Zu dieser Zeit entdeckt sie die alte Glashütter Uhrenmarke Moritz Grossmann und lässt sich den Namen, welchen – wie sich später herausstellen wird – auch andere begehren, mithilfe ihrer Familie schützen. 2004 geht die rastlose Bayerin in die Schweiz, wo sie als Geschäftsführerin der Haute Horlogerie Schindler SA zahlreiche Kontakte zu anspruchsvollen Sammlern knüpft. Sie kann private Uhrenliebhaber von ihrem Traum der eigenen Uhrenmarke begeistern und von der Investition in das Projekt Moritz Grossmann überzeugen. In der Schweiz wird am 4. November 2008 die Grossmann International Uhren AG gegründet und sieben Tage später die Grossmann Uhren GmbH in Glashütte aus der Taufe gehoben. Der Firmensitz befindet sich in der Hauptstraße gegenüber der früheren Produktionsstätte von Moritz Grossmann. Mit dem Erwerb eines Grundstücks in der Uferstraße, dem früheren Sitz der Urofa, ist aber schon an die Zukunft gedacht und inzwischen mit einem Neubau begonnen worden.
Traumfabrik
Doch zurück in die Hauptstraße, wo sich Konstrukteursarbeitsplätze, CNCMaschinen und Uhrmachertische dicht aneinander drängen. So ziemlich von Anfang an, genau seit März 2009, ist Chefkonstrukteur Jens Schneider an Bord. Er kommt von der Lange Uhren GmbH, und mit den Erfahrungen aus der Arbeit in diesem Unternehmen weiß er, wovon er spricht, wenn er über die Besonderheiten eines Glashütter Uhrwerks redet. So lässt er seine Gedanken über das erste Moritz-Grossmann-Kaliber, den Handaufzug 100.0, locker sprudeln: "Der Anfang war die Bestandsaufnahme. Was gibt es an Glashütter Konstruktionen? Welche werden wir übernehmen? Und können wir sie verändern? Was so viel heißt wie: mit modernen Produktionsmethoden verbessern. Und dann war zu klären, was wir selbst erledigen wollen und wie wir mit Partnern zusammenarbeiten." In diesem Umfeld kommt der heute so oft bemühte Manufakturgedanke ins Spiel, den jeder ein bisschen anders zu interpretieren scheint.
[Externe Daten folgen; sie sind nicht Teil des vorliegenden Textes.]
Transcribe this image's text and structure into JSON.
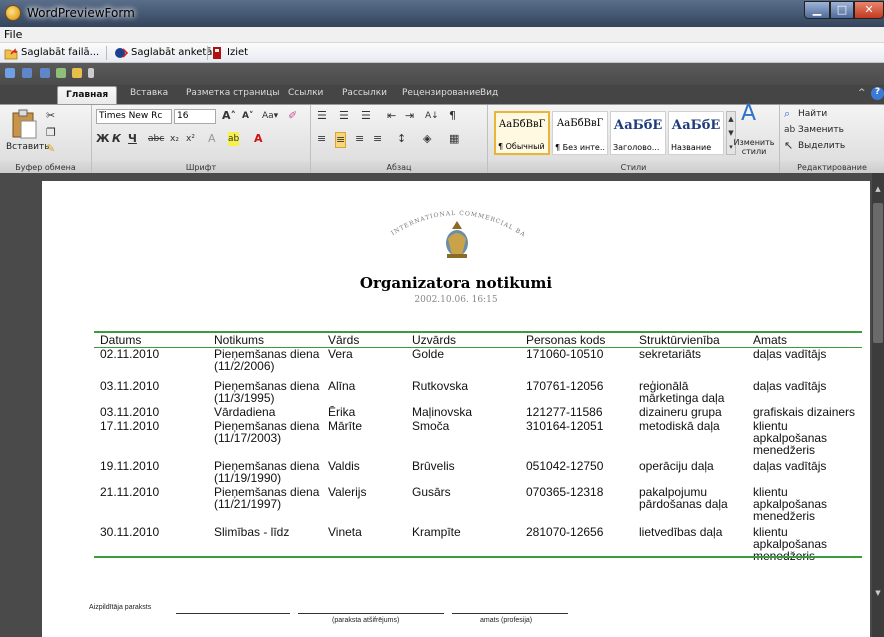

Das Produktionsprinzip steht für das Uhrmacherhandwerk im 19. Jahrhundert, auf dessen Traditionen sich das neue Atelier Moritz Grossmann beruft.
Die für Grossmann typische Zweidrittelplatine aus Neusilber ist mit breiten Glashütter Bandschliffen veredelt und von Hand unter anderem mit dem Markenschriftzug graviert. Blickfänge bieten die über Feuer angelassenen braun-violetten Schrauben unter anderem an den Chatons, die weiße Saphire als Lagersteine fassen. Auf dem Sperrrad fällt ein besonderer dreistufiger Sonnenschliff auf und gleich daneben das technisch modernisierte Glashütter Gesperr, das nach dem Handaufzug dem Sperrrad gestattet, etwas zurückzudrehen und damit die Zugfeder leicht zu entspannen.
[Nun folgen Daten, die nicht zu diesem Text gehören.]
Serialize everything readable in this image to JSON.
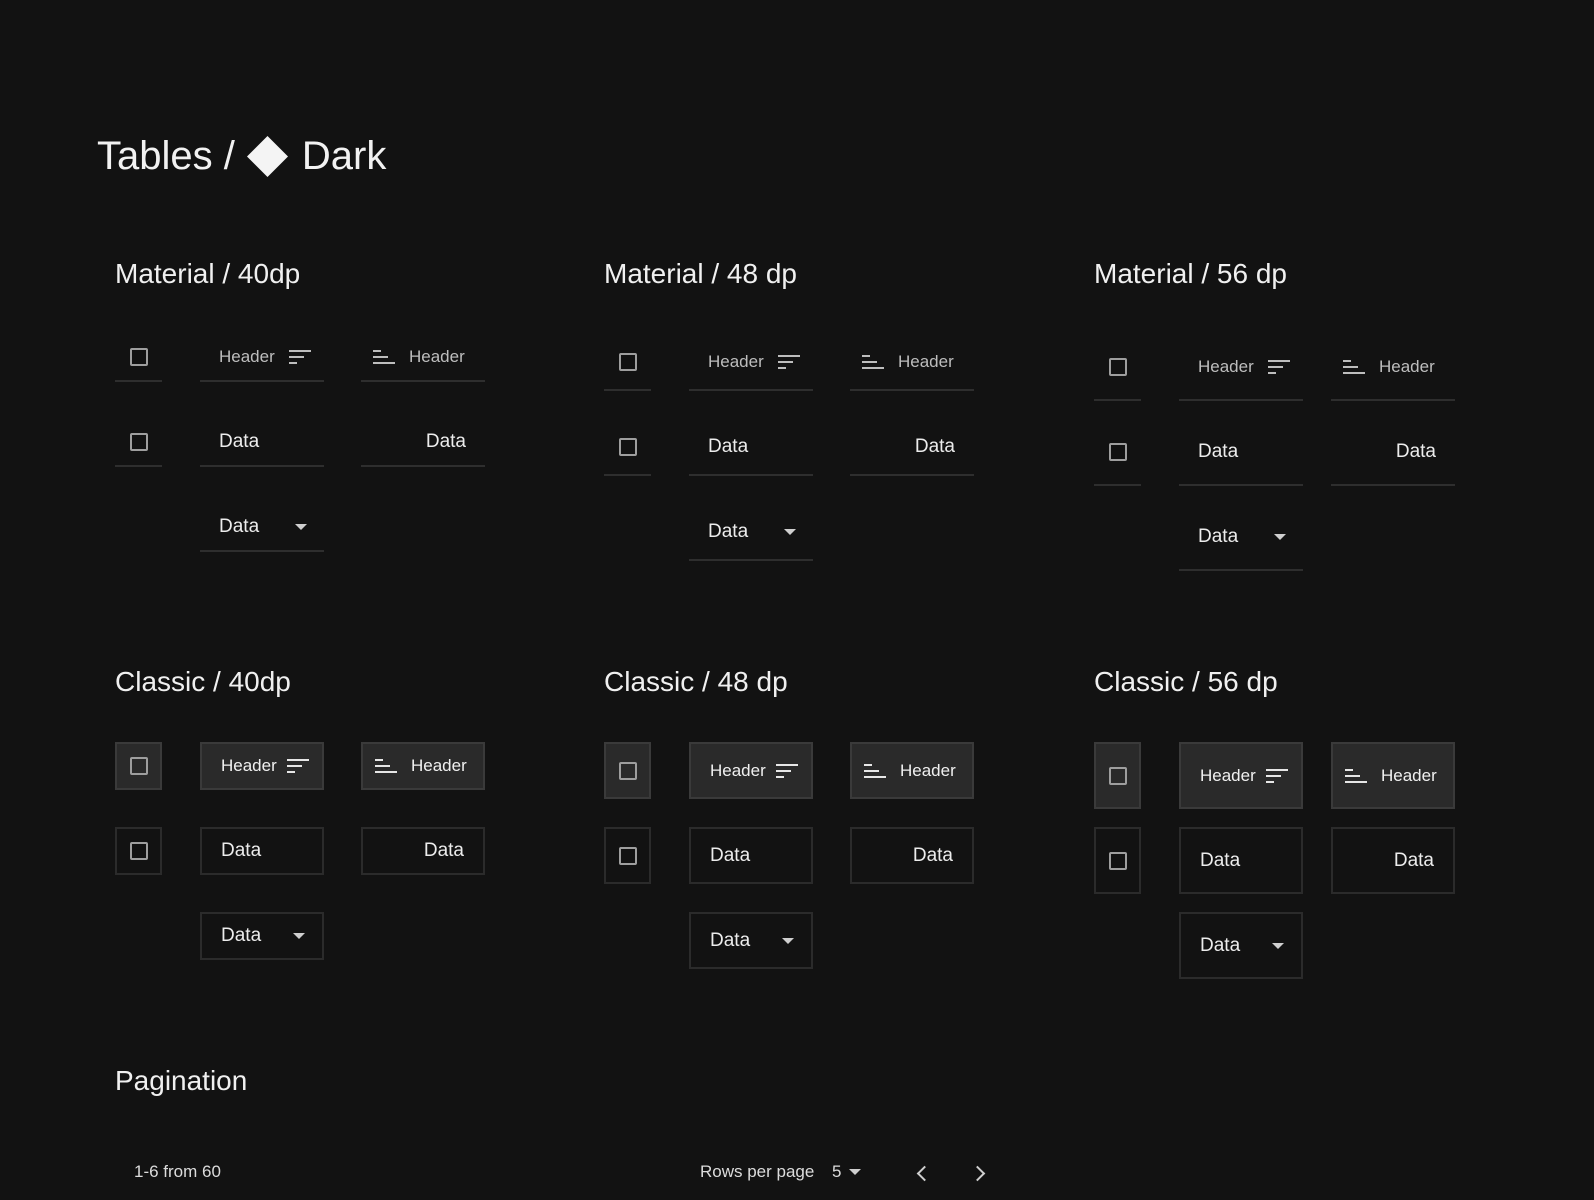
{
  "page": {
    "title_prefix": "Tables /",
    "title_suffix": "Dark"
  },
  "sections": {
    "material_40": {
      "title": "Material / 40dp"
    },
    "material_48": {
      "title": "Material / 48 dp"
    },
    "material_56": {
      "title": "Material / 56 dp"
    },
    "classic_40": {
      "title": "Classic / 40dp"
    },
    "classic_48": {
      "title": "Classic / 48 dp"
    },
    "classic_56": {
      "title": "Classic / 56 dp"
    },
    "pagination": {
      "title": "Pagination"
    }
  },
  "table": {
    "header_label": "Header",
    "data_label": "Data",
    "icons": {
      "header_sort_right": "sort-descending-icon",
      "header_sort_left": "sort-ascending-icon",
      "dropdown": "caret-down-icon",
      "checkbox": "checkbox-icon"
    }
  },
  "pagination": {
    "range_text": "1-6 from 60",
    "rows_per_page_label": "Rows per page",
    "rows_per_page_value": "5",
    "icons": {
      "prev": "chevron-left-icon",
      "next": "chevron-right-icon"
    }
  },
  "colors": {
    "background": "#121212",
    "text": "#ececec",
    "classic_header_bg": "#2a2a2a",
    "divider": "#2e2e2e"
  }
}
Bei einem Blick durch die Uhrmacherlupe kann man sich an den fein von Hand bearbeiteten Oberflächen und gebrochenen hochglänzenden Kanten erfreuen. Wie bei Lange wird auch bei Grossmann das Uhrwerk zweimal zusammengebaut. Nach der ersten Montage erfolgt der Gangtest. Die Ergebnisse bilden die Grundlage für eine weitere Reglage. Entsprechen schließlich die Ergebnisse den Qualitätsansprüchen, wird demontiert, alles gereinigt – erst jetzt erhält die Zweidrittelplatine ihren markanten Streifenschliff – und ein zweites Mal zusammengefügt. Und dann bekommt die Uhr mit Zifferblatt, Zeigern und Gehäuse ihr eigentliches Gesicht.
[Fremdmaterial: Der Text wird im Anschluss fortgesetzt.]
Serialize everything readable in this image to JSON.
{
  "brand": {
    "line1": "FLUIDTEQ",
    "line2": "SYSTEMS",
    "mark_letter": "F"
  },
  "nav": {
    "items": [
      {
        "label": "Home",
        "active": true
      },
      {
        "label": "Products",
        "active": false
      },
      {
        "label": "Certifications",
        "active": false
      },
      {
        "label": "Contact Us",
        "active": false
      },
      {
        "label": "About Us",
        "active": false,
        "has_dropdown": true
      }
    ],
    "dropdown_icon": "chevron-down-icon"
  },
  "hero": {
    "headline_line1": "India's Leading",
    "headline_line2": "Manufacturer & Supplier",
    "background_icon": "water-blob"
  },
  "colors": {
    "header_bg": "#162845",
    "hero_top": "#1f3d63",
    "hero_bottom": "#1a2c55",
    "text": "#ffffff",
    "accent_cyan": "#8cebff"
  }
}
125 Jahre später nehmen nun Uhren mit seinem Namen das Erbe auf – nicht nur mit dem Schriftzug auf dem Zifferblatt, in dem ein kleiner Halbkreis und eine unterbrochene waagerechte Linie den für die Marke typischen Platinenschnitt symbolisieren. Man trifft das signifikante Braun-Violett der Werkschrauben wieder – in Gestalt der Zeiger, die wie lang gestreckte Rhomben daherkommen. Sie werden eigenhändig in der Manufaktur gefertigt, wie zahlreiche Teile des Uhrwerks auch, wobei hier die Kapazitäten noch steigen sollen. Zum Beispiel möchte man künftig neben Brücken, Platinen, Kloben oder Federn auch Zahnräder selber produzieren. Weil an diesen so viel verändert wird, dass der Aufwand größer ist als würde man die Räder gleich selbst herstellen. Zurzeit werden 16 Werkkomponenten zugekauft. Dazu gehören die Aufzugsfeder und die Unruhspirale und, wie gesagt, Räder und Steine.
Die feinen, langen Zeiger sollen zusammen mit der filigranen Skalierung am Zifferblattrand daran erinnern, dass die Uhr ein Zeitmessinstrument ist, im Falle der Benu eines mit Glashütter Ästhetik und Präzision in der Erblinie von Moritz Grossmann. Die erste Benu mit der Referenz 100.1010 ist weltweit auf 100 Exemplare limitiert und kostet in Deutschland 16 800 Euro. Mit der Auslieferung soll 2011 begonnen werden. Alle Uhren sind bereits geordert. Das stimmt Geschäftsführerin Christine Hutter zuversichtlich für die Zukunft der Marke. "Moritz-Grossmann-Uhren wird es auch künftig nur in kleinen, feinen Serien geben", lässt sie weiter wissen. An die Produktion von 1.000 bis maximal 2.000 Uhren im Jahr ist gedacht. Aber um selbst das zu realisieren, ist der Manufakturneubau unabdingbar. Im nächsten Jahr steht der Umzug an. Dann wird es auch mehr Mitarbeiter geben und eine erweiterte Kollektion von zwei bis vier Uhrenmodellen.
Dreamteam
Denn während Christine Hutter mit Architekten und Bauunternehmen noch so manches unerwartet auftretende "Problemchen" zu lösen hat, tüftelt Jens Schneider zusammen mit seinem Konstrukteurskollegen Norbert Windecker bereits an einem neuen Uhrwerk und an der Optimierung des Kalibers 100.0. "Wir werden auf dieses Grundwerk aufsetzen", sagt Schneider, "und uns in dem, was wir tun, auf unser Können, und nur darauf, berufen." Während die Werkentwicklung immer Sache des Hauses bleiben wird, arbeitet man im Bereich des Gehäusedesigns, der Zifferblätter, Bänder und Schließen mit externen Spezialisten zusammen. Auch wenn all diese Komponenten im Moment aus der Schweiz kommen, ist eine Moritz-Grossmann-Uhr dank der hohen Wertschöpfung am Uhrwerk in Glashütte immer eine Made in Germany.